Supported features: db, storage, functions, auth, ai, realtime Supported languages: typescript, swift, kotlin, rest-api

Built for AI Agents

Every command in the CLI is designed to work in non-interactive, machine-readable mode:

  • --json on any command returns structured JSON instead of formatted tables
  • -y skips all confirmation prompts
  • Semantic exit codes tell agents exactly what went wrong (0 = success, 2 = auth failure, 3 = project not linked, etc.)
  • Environment variable auth for CI/CD pipelines — no interactive login needed
bash
# CI-friendly: login, link, and query — all non-interactive
INSFORGE_EMAIL=$EMAIL INSFORGE_PASSWORD=$PASSWORD insforge login --email --json
insforge link --project-id $PROJECT_ID --org-id $ORG_ID -y
insforge db query "SELECT count(*) FROM users" --json | jq '.rows[0].count'

CLI + Agent Skills: Teaching AI How to Build on InsForge

This is where it gets interesting.

When you run insforge create or insforge link, the CLI automatically runs:

bash
npx skills add insforge/agent-skills

This installs a set of structured documentation files — Agent Skills — into your project's .agents/skills/insforge/ directory. These skills are compatible with multiple AI coding platforms.

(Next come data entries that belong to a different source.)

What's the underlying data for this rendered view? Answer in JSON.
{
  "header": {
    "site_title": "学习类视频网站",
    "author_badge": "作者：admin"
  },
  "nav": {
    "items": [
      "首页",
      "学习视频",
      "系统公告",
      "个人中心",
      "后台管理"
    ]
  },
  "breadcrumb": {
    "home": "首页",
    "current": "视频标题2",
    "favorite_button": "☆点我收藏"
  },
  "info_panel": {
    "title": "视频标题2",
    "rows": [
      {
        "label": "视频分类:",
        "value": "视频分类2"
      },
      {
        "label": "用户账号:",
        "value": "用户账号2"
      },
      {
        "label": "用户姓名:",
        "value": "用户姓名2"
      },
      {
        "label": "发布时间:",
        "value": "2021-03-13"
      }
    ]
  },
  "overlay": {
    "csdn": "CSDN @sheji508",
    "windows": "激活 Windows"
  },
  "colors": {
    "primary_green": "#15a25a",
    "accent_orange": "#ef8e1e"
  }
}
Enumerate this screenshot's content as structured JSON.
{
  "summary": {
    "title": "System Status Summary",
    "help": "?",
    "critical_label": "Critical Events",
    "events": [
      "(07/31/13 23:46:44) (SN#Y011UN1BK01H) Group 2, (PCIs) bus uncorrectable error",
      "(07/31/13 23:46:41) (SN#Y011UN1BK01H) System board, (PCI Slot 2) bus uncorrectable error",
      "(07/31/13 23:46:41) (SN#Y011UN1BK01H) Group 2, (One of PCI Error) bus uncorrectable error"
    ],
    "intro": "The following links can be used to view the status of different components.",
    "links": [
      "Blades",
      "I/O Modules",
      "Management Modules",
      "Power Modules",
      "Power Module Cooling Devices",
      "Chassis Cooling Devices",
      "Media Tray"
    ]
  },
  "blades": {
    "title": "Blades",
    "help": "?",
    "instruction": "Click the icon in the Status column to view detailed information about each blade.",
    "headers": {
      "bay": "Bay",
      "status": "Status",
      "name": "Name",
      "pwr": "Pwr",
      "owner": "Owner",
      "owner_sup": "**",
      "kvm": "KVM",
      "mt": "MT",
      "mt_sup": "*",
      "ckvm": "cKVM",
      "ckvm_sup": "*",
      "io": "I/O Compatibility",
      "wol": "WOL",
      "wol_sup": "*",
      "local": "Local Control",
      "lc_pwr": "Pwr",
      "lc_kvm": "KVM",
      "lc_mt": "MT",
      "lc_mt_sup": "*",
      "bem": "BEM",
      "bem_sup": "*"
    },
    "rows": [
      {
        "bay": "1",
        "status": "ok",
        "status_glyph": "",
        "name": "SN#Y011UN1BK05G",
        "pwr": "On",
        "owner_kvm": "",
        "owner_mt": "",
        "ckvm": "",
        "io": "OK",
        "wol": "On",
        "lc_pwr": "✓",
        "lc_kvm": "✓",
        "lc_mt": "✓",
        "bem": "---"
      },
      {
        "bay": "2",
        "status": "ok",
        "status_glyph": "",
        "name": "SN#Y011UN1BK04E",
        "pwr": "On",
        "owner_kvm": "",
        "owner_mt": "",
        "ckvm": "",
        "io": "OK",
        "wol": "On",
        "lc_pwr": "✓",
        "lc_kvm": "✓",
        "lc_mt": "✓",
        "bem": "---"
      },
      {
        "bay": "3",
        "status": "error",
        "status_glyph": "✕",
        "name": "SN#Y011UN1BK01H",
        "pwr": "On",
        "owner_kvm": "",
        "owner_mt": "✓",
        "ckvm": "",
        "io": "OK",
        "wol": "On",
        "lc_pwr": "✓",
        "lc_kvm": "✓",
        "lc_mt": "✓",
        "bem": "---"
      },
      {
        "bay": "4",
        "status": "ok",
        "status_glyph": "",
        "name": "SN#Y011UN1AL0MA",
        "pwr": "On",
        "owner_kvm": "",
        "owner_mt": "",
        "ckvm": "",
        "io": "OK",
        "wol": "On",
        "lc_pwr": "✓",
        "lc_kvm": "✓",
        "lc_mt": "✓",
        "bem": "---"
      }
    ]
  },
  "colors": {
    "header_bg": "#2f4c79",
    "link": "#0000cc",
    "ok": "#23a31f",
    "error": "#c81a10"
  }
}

What Skills Teach the Agent

The skills are organized into 9 feature modules, each with two types of guidance:

ModuleBackend ConfigurationSDK Integration
DatabaseCreate tables, RLS policies, triggers, indexesCRUD, filters, pagination
AuthConfigure providers, user managementSign up/in, OAuth, sessions
StorageCreate and manage bucketsUpload, download, delete files
FunctionsDeploy and manage functionsInvoke functions
AIConfigure models and creditsChat, images, embeddings
Real-timeChannel patterns, triggersConnect, subscribe, publish
SchedulesCron jobs, HTTP triggers
DeploymentsDeploy frontend apps
LogsFetch container logs

The key distinction: Backend Configuration guides the agent to use HTTP API calls (e.g., POST /api/database/advance/rawsql to create a table), while SDK Integration guides it to write application code using @insforge/sdk.

With InsForge CLI and Agent Skills, the entire flow — from empty project to deployed app — happens with AI assistance, guided by structured skills that the CLI installed automatically.